Toasted panna rustica, roasted garlic and sweet red peppers, sun dried tomatoes, olives, warmed chevré and extra virgin olive oil, and

Red Snapper with garlic mashed yukon golds

Janeen and I went down to the Civic Media Center to watch New Low, which had been filmed in and around Gainesville (the old CMC, Video Rodeo, Northeast Park, Common Grounds’ Porch, etc).

New Low was an amusing, occasionally laugh-out-loud-funny, look at a drifting college kid and his romantic failings. Adam Bowers, the writer-director-star, reminded me of younger-sort-of-hipper Woody Allen (which is probably what he was going for).

There was nothing groundbreaking about New Low, but it was enjoyable and any movie that has the good enough sense to include Radon in its trailer and involve The Civic Media Center as a key part of the plot gets 8 thumbs up from me!

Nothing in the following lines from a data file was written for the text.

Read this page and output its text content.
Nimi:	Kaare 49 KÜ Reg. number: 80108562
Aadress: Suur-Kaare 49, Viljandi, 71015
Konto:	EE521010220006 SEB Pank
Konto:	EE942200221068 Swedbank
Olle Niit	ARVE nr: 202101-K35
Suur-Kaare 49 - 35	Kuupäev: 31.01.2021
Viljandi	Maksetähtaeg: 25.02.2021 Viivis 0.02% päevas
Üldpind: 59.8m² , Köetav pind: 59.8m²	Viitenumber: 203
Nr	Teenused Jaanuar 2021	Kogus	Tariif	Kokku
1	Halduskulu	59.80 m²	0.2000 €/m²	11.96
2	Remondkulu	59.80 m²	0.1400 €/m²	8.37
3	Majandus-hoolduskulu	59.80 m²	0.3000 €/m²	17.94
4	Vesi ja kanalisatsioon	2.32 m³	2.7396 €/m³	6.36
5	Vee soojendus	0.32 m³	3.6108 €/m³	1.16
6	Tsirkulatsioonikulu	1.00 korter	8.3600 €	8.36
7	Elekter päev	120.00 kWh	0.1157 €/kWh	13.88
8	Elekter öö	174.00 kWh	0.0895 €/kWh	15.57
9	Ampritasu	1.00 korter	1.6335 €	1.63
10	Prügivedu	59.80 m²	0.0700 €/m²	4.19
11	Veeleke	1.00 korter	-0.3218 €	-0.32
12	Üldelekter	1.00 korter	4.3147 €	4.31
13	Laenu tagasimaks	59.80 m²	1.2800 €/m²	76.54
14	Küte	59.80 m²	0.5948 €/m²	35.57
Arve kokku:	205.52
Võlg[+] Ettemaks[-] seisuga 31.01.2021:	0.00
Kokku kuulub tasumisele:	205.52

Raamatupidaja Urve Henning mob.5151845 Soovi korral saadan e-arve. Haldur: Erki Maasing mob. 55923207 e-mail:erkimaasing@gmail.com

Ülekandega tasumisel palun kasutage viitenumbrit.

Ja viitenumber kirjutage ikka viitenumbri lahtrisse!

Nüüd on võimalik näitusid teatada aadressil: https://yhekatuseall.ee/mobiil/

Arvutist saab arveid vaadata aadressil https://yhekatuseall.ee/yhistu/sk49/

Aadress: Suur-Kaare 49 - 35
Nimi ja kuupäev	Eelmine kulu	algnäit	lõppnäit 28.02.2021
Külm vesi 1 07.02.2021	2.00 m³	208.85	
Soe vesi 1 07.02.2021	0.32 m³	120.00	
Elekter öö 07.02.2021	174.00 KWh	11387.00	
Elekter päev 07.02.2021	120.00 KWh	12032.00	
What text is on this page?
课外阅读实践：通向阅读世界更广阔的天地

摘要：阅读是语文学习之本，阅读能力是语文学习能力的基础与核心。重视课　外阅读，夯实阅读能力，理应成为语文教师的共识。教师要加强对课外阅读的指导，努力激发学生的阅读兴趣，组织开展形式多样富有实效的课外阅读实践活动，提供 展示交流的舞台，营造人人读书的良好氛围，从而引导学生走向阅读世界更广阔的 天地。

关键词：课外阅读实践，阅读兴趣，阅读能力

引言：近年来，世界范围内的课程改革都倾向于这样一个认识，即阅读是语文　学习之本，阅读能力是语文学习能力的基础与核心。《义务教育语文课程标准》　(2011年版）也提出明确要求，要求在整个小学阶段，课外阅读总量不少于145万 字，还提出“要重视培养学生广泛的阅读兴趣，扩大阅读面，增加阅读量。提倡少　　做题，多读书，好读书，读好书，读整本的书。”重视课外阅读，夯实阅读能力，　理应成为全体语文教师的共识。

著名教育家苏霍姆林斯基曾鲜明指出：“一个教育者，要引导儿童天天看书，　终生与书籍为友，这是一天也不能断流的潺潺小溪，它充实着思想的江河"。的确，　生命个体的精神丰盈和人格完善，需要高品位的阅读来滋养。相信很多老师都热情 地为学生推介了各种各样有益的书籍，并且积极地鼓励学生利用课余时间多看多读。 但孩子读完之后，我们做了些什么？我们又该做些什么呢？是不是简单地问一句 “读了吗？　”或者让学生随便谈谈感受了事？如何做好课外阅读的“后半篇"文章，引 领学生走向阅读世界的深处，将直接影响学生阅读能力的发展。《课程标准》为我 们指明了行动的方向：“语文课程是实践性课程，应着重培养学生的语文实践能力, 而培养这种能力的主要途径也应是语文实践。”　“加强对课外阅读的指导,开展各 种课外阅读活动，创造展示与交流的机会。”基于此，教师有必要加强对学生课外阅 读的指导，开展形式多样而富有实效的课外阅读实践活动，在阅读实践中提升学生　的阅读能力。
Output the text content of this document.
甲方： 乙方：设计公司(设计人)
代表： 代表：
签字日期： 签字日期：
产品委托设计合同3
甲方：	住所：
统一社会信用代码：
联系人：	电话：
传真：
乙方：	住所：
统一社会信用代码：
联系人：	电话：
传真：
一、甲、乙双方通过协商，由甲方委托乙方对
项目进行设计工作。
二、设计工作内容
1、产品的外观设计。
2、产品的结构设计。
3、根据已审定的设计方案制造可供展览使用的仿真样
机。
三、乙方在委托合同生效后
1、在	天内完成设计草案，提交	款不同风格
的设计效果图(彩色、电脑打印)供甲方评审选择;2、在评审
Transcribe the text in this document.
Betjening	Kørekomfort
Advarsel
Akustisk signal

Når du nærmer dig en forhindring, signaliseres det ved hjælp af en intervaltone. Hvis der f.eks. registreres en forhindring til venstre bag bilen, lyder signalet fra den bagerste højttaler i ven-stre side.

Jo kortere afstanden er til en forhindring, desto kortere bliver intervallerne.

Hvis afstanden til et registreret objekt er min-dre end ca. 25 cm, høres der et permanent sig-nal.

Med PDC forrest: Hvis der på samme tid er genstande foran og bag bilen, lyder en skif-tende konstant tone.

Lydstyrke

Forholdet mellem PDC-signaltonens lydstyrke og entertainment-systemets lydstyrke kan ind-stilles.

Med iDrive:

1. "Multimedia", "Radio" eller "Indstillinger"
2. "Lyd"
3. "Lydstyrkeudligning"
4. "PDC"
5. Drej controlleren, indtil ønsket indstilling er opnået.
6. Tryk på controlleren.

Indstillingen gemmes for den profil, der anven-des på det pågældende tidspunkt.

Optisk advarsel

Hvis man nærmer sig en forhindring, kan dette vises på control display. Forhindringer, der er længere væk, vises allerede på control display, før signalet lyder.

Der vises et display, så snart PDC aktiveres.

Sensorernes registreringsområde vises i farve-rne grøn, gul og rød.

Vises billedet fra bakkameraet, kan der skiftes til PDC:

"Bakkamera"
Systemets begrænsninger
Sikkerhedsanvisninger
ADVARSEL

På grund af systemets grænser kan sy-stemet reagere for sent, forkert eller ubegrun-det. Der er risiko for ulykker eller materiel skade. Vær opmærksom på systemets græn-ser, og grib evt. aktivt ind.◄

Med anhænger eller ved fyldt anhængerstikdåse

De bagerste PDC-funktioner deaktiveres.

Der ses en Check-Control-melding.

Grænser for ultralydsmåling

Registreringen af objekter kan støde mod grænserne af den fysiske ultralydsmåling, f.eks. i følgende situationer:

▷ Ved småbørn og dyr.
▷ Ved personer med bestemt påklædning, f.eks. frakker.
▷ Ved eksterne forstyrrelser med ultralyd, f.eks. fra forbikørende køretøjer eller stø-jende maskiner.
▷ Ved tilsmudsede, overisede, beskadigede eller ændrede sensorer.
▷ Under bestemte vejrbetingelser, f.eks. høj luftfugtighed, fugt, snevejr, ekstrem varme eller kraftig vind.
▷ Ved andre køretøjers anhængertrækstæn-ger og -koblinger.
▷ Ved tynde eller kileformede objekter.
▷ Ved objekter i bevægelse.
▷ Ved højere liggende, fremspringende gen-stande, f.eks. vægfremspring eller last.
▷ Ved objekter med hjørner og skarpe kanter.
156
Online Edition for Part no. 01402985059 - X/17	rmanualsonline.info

After the movie, we went home and I watched the Celtics beat the Spurs with Rajon Rondo dishing out an amazing 22 assists. This was a beautifully played basketball game that I can only hope is a preview of the 2011 NBA Finals.

After a whirlwind wedding week, I had one more day off than Janeen and I enjoyed by doing two things I hadn’t done in a while: Slept-in until noon then watched the first 2011 episode of Pardon the Interruption.

Drove Nikki to Tampa + Went to Vinyl Fever one last time + Went to Alcove to finish celebrating

I was really happy that Jason had a class since it mean that I got to drive our dear friend Nikki down to Tampa airport. Nikki and I have known each other since the mid-90s, dating back to the early days of the Center for Campus Organizing. We’d both go on to work for CCO at different times but it wasn’t until the early 2000s when I was back in Gainesville and Nikki had moved to Philly (where she met and introduced me to Jason) that we got to be good friends. Living so far apart most of our friendship has been based on letters throughout the years, with the occasional visit thrown in.

Having been so busy over the last year, I’ve fallen criminally behind in keeping in touch so the 2-hour drive was a great opportunity to catch up on each others lives. As always our conversation settled on the changing nature of our work, love relationships, the Red Sox and our ongoing search for meaning and happiness. I was sad to hear about the pains Nik had been through but excited to hear about her new plans and her settling into a great life behind enemy lines in Brooklyn.

After saying our goodbyes at the airport, I headed over to Vinyl Fever. The day before when Howard and I went by Hyde & Zekes, Chaz had tipped me off that that this terrific music store was closing after 30 years. I got to a already picked over store with only about 20 minutes until they were closing — but left with something like 10 CDs for $20.

As he rang up my ridiculous total, I told the owner that while I was sure it was too little too late, that I was really sad to see them close since they were one of the better record stores in Florida.

Loaded up with a fresh playlist, I made the trip back to Gainesville where I met Howard and Chad for a last round of celebratory beers at The Alcove before Howard went home the next day. What a terrific way to end a great stretch of time with old friends.